The statistics paint a very clear picture. The winners are uncoated, wood-containing printing papers that are gaining appreciation among consumers and advertisers due to their great ‘paper feel’ and a surface structure that offers excellent readability.
“The trend of traditional magazine grades such as LWC and SC paper losing ground to new, more cost-effective alternatives has never been as obvious as it is now,” says Karolina Svensson, business intelligence manager at Holmen Paper. “In 2013 deliveries of coated magazine paper in Europe fell by 7 per cent and SC paper fell by 4 per cent. At the same time, deliveries of uncoated magazine paper increased by 7 per cent.”
It’s not difficult for Karolina Svensson to identify the underlying causes of the break in the trend. “The producers of printed material are under pressure due to poor profitability. The new paper grades give more print surface for your money. When based on virgin fibre, the paper acquires a bulk that allows you to select lower grammages with the same feel. Money is then also saved on distribution, amounting to as much as 20 per cent greater cost efficiency.”
Paving the way
The product that has paved the way for this development more than others was launched more than ten years ago but continues to be developed today.
“When it was launched Holmen XLNT was a groundbreaking product – something completely new. An uncoated paper that with its surface properties and high bulk was able to present a challenge to LWC and SC paper. Holmen XLNT shook up the market and actually created a brand-new market segment,” says Dan Buskhe, one of the prominent figures in the history of Holmen XLNT.
His role continues to be that of strategic product developer at Holmen Paper. He is pleased that the product that laid the foundations for the company’s now successful speciality paper strategy is continuing to develop and challenge competitors.
“Holmen XLNT is now a large family of products, and we’re constantly working on refining them,” says Dan Buskhe. “I’m really excited to see how the market will react to what we have in the pipeline for Holmen XLNT in the future.”
Over the years Holmen XLNT has had several imitators, which is positive as competition stimulates product development, according to Karolina Svensson.
“In our major market survey in 2013, it was obvious that despite demands for savings, paper purchasers still rank a paper’s feel and properties as crucial for their printed material.
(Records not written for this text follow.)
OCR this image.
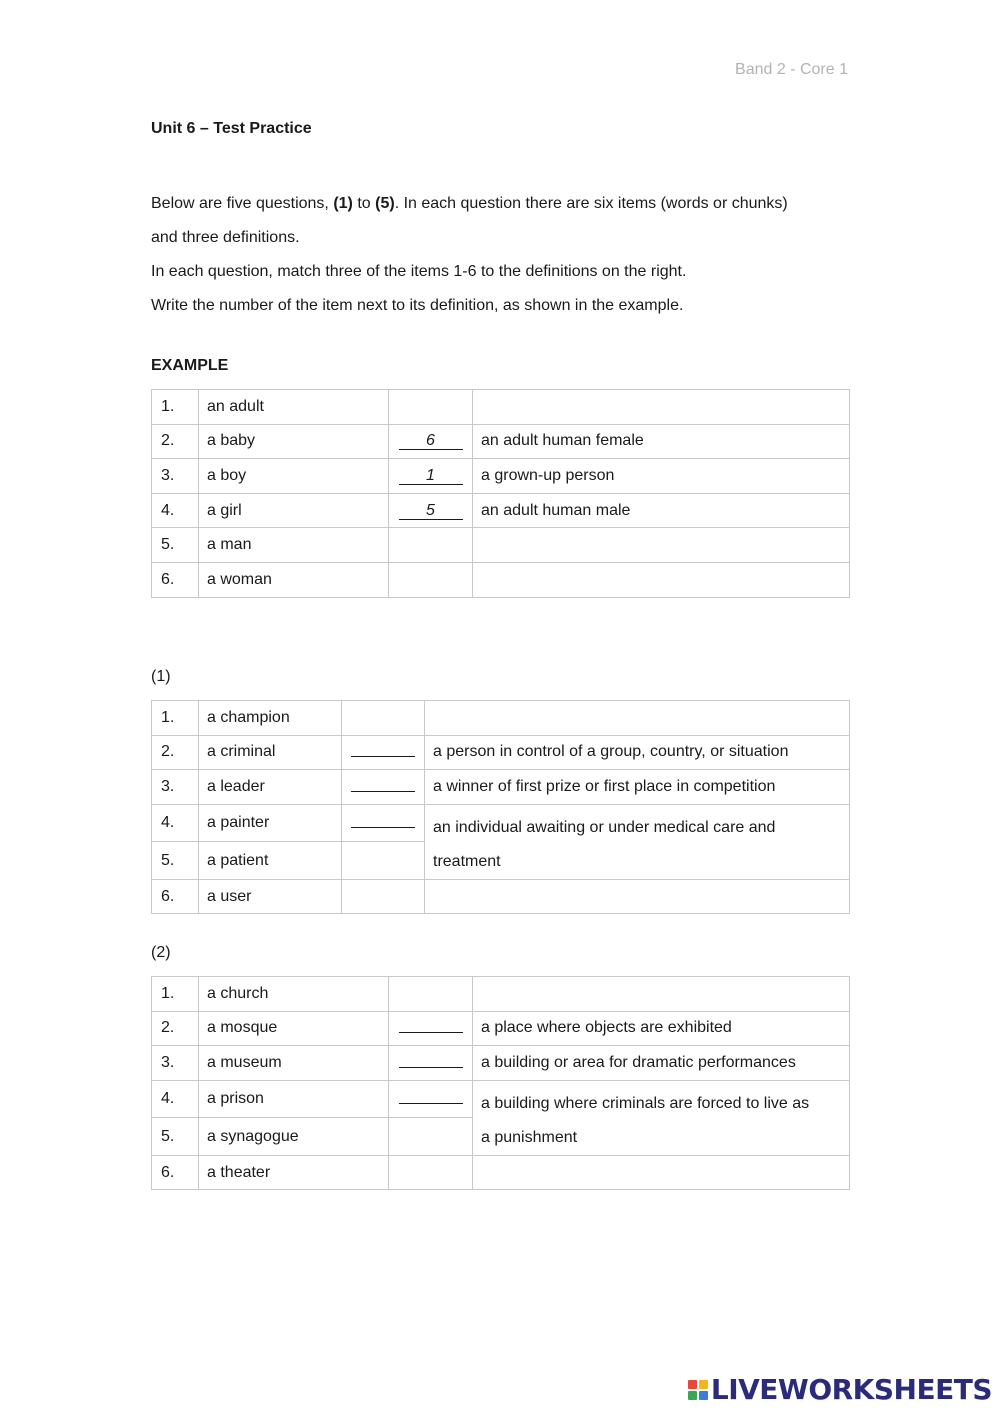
Band 2 - Core 1
Unit 6 – Test Practice

Below are five questions, (1) to (5). In each question there are six items (words or chunks)

and three definitions.

In each question, match three of the items 1-6 to the definitions on the right.

Write the number of the item next to its definition, as shown in the example.

EXAMPLE
1.	an adult		
2.	a baby	6	an adult human female
3.	a boy	1	a grown-up person
4.	a girl	5	an adult human male
5.	a man		
6.	a woman		
(1)
1.	a champion		
2.	a criminal		a person in control of a group, country, or situation
3.	a leader		a winner of first prize or first place in competition
4.	a painter		an individual awaiting or under medical care and
treatment

5.	a patient		
6.	a user		
(2)
1.	a church		
2.	a mosque		a place where objects are exhibited
3.	a museum		a building or area for dramatic performances
4.	a prison		a building where criminals are forced to live as
a punishment

5.	a synagogue		
6.	a theater		
LIVEWORKSHEETS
The ability of the paper to signal and contribute to presenting the right image for products and brands is still decisive. And now there are new paper options on the market that can achieve this while ensuring cost efficiency. This explains the break in the trend.”
Sture Udd, owner of the UPC Group in Finland, is one player who has recognised the potential in the products now challenging traditional paper choices. “The strongest argument for Holmen XLNT is the scope to make customers’ DM projects more effective as a whole,” says Sture Udd. “The lower paper cost opens up the potential to produce more pages and make more frequent mailings – creating more contact with consumers.”
“Being at the forefront of the development of these kinds of speciality paper products is part of Holmen Paper’s long-term strategy. Speciality paper, including book paper, is now responsible for more than half of Holmen Paper’s total sales, and we’ll be continuing on this path of constant improvements,” says Dan Buskhe.